Understanding Stheno example

This example fits a GP and plots something. I am trying to understand all the objects here.

using Stheno
using Stheno.AbstractGPs
using CairoMakie


# Short length-scale and small variance.
const l1 = 0.4
const s1 = 0.2

# Long length-scale and larger variance.
const l2 = 5.0
const s2 = 1.0

# Specify a GaussianProcessProbabilisticProgramme object, which is itself a GP
# built from other GPs.
f = let
    gpc = Stheno.GPC()
    gp = kernel -> Stheno.wrap(GP(kernel), gpc)
    f1 = s1 * stretch(gp(Matern52Kernel()), 1 / l1)
    f2 = s2 * stretch(gp(SEKernel()), 1 / l2)
    f3 = f1 + f2
    Stheno.GPPP((; f1, f2, f3), gpc)
end

# Generate a sample from f3, one of the processes in f, at some random input locations.
# Add some iid observation noise, with zero-mean and variance 0.05.
const n = 1_000
const xx = collect(range(-5.0, 5.0; length=n))
const x = GPPPInput(:f3, xx);
const σ²_n = 0.05;
const fx = f(x, σ²_n);
const y = rand(n) + sin.(xx .* 2);




f_posterior = @time posterior(fx, y);

x_plot = range(-7.0, 7.0; length=1000);
xp = GPPPInput(:f3, x_plot);
ms = marginals(f_posterior(xp));

mea = mean.(ms)
st3 = 3std.(ms)



fig = Figure()
Axis(fig[1, 1])

scatter!(x.x, y; color=:red, markersize=2, strokewidth=0);

lines!(x_plot, mean.(ms), color = :blue, linewidth = 2)

band!(x_plot, mea .- st3, mea .+ st3, color = (:blue, 0.2))


for col in eachcol(rand(f_posterior(xp), 10))
    lines!(x_plot, col, color = (:blue, 0.3))
end

fig

What does this part do?

const x = GPPPInput(:f3, xx);
const σ²_n = .1;
const fx = f(x, σ²_n);

Especially fx = f(x, σ²_n);. What do the parameters of f mean?

The object f is a composite GP object, which captures the statistical relationship between f1, f2, and f3 defined in the let block.
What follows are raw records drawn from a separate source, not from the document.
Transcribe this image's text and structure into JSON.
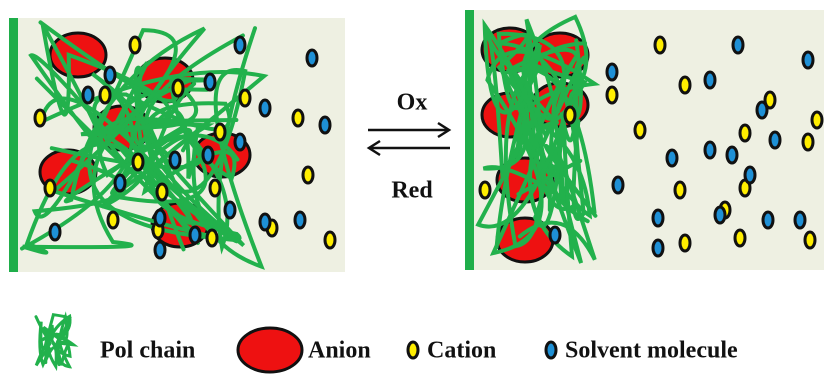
{
  "reaction": {
    "forward": "Ox",
    "reverse": "Red"
  },
  "legend": {
    "items": [
      "Pol chain",
      "Anion",
      "Cation",
      "Solvent molecule"
    ]
  }
}
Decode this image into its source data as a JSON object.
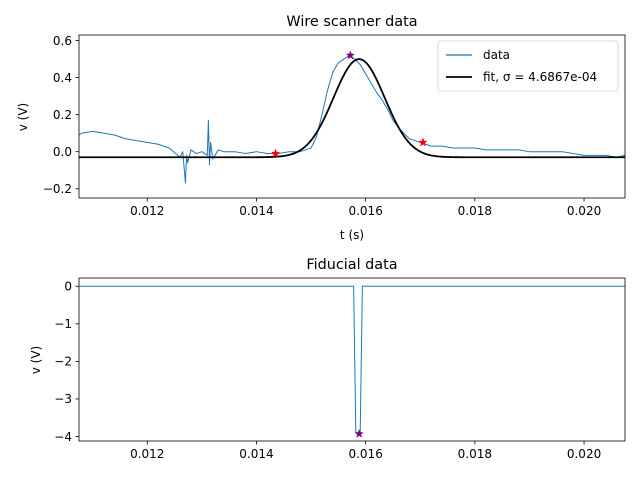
{
  "chart_data": [
    {
      "type": "line",
      "title": "Wire scanner data",
      "xlabel": "t (s)",
      "ylabel": "v (V)",
      "xlim": [
        0.01075,
        0.02075
      ],
      "ylim": [
        -0.25,
        0.63
      ],
      "xticks": [
        "0.012",
        "0.014",
        "0.016",
        "0.018",
        "0.020"
      ],
      "xtick_values": [
        0.012,
        0.014,
        0.016,
        0.018,
        0.02
      ],
      "yticks": [
        "−0.2",
        "0.0",
        "0.2",
        "0.4",
        "0.6"
      ],
      "ytick_values": [
        -0.2,
        0.0,
        0.2,
        0.4,
        0.6
      ],
      "legend_position": "upper right",
      "series": [
        {
          "name": "data",
          "color": "#1f77b4",
          "x": [
            0.01075,
            0.0108,
            0.011,
            0.0112,
            0.0114,
            0.0116,
            0.0118,
            0.012,
            0.0122,
            0.0124,
            0.0126,
            0.01265,
            0.0127,
            0.01272,
            0.01274,
            0.0128,
            0.0129,
            0.013,
            0.0131,
            0.01312,
            0.01314,
            0.01316,
            0.0132,
            0.0133,
            0.0134,
            0.0136,
            0.0138,
            0.014,
            0.0142,
            0.0144,
            0.0146,
            0.0148,
            0.015,
            0.0151,
            0.0152,
            0.0153,
            0.0154,
            0.0155,
            0.0156,
            0.0157,
            0.0158,
            0.0159,
            0.016,
            0.0161,
            0.0162,
            0.0163,
            0.0164,
            0.0165,
            0.0166,
            0.0167,
            0.0168,
            0.0169,
            0.017,
            0.0171,
            0.0172,
            0.0174,
            0.0176,
            0.0178,
            0.018,
            0.0182,
            0.0184,
            0.0186,
            0.0188,
            0.019,
            0.0192,
            0.0194,
            0.0196,
            0.0198,
            0.02,
            0.0202,
            0.0204,
            0.0206,
            0.02075
          ],
          "y": [
            0.09,
            0.1,
            0.11,
            0.1,
            0.09,
            0.07,
            0.06,
            0.05,
            0.04,
            0.02,
            -0.03,
            0.0,
            -0.17,
            -0.02,
            -0.06,
            0.01,
            -0.01,
            0.0,
            -0.02,
            0.17,
            -0.07,
            0.05,
            -0.04,
            0.01,
            0.0,
            0.0,
            -0.01,
            0.0,
            -0.01,
            -0.01,
            0.0,
            0.0,
            0.02,
            0.08,
            0.2,
            0.33,
            0.43,
            0.48,
            0.5,
            0.52,
            0.5,
            0.47,
            0.42,
            0.37,
            0.32,
            0.28,
            0.23,
            0.17,
            0.13,
            0.1,
            0.07,
            0.06,
            0.05,
            0.04,
            0.03,
            0.03,
            0.02,
            0.02,
            0.02,
            0.01,
            0.01,
            0.01,
            0.01,
            0.0,
            0.0,
            0.0,
            0.0,
            -0.01,
            -0.02,
            -0.02,
            -0.02,
            -0.03,
            -0.02
          ]
        },
        {
          "name": "fit, σ = 4.6867e-04",
          "color": "#000000",
          "model": "gaussian",
          "mu": 0.01588,
          "sigma": 0.00046867,
          "amplitude": 0.53,
          "offset": -0.03
        }
      ],
      "markers": [
        {
          "x": 0.01435,
          "y": -0.01,
          "color": "#ff0000",
          "shape": "star"
        },
        {
          "x": 0.01705,
          "y": 0.05,
          "color": "#ff0000",
          "shape": "star"
        },
        {
          "x": 0.01572,
          "y": 0.52,
          "color": "#800080",
          "shape": "star"
        }
      ]
    },
    {
      "type": "line",
      "title": "Fiducial data",
      "xlabel": "",
      "ylabel": "v (V)",
      "xlim": [
        0.01075,
        0.02075
      ],
      "ylim": [
        -4.12,
        0.22
      ],
      "xticks": [
        "0.012",
        "0.014",
        "0.016",
        "0.018",
        "0.020"
      ],
      "xtick_values": [
        0.012,
        0.014,
        0.016,
        0.018,
        0.02
      ],
      "yticks": [
        "−4",
        "−3",
        "−2",
        "−1",
        "0"
      ],
      "ytick_values": [
        -4,
        -3,
        -2,
        -1,
        0
      ],
      "series": [
        {
          "color": "#1f77b4",
          "x": [
            0.01075,
            0.01578,
            0.01582,
            0.0159,
            0.01594,
            0.02075
          ],
          "y": [
            0.0,
            0.0,
            -3.9,
            -3.9,
            0.0,
            0.0
          ]
        }
      ],
      "markers": [
        {
          "x": 0.01588,
          "y": -3.93,
          "color": "#800080",
          "shape": "star"
        }
      ]
    }
  ]
}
Basically, it’s three GPs which each have a certain correlation structure, with the constraint that one of them is the sum of the other two.

f is an abstract, infinite-dimensional object, but to use it in practice, you need to specify some locations x at which to calculate its mean and covariance. The last line is constructing a finite GP (i.e., a multivatiate normal distribution) defined at the locations x. In this line, σ²_n is the observation error associated with fx. Observations simulated from it will have an additional i.i.d. noise added to it with variance σ²_n. If you use those observations to to infer the true value of f, Stheno will take that measurement error into account (intuitively, it will tend to ignore random jumps in the data unless they’re significantly larger than σ²_n).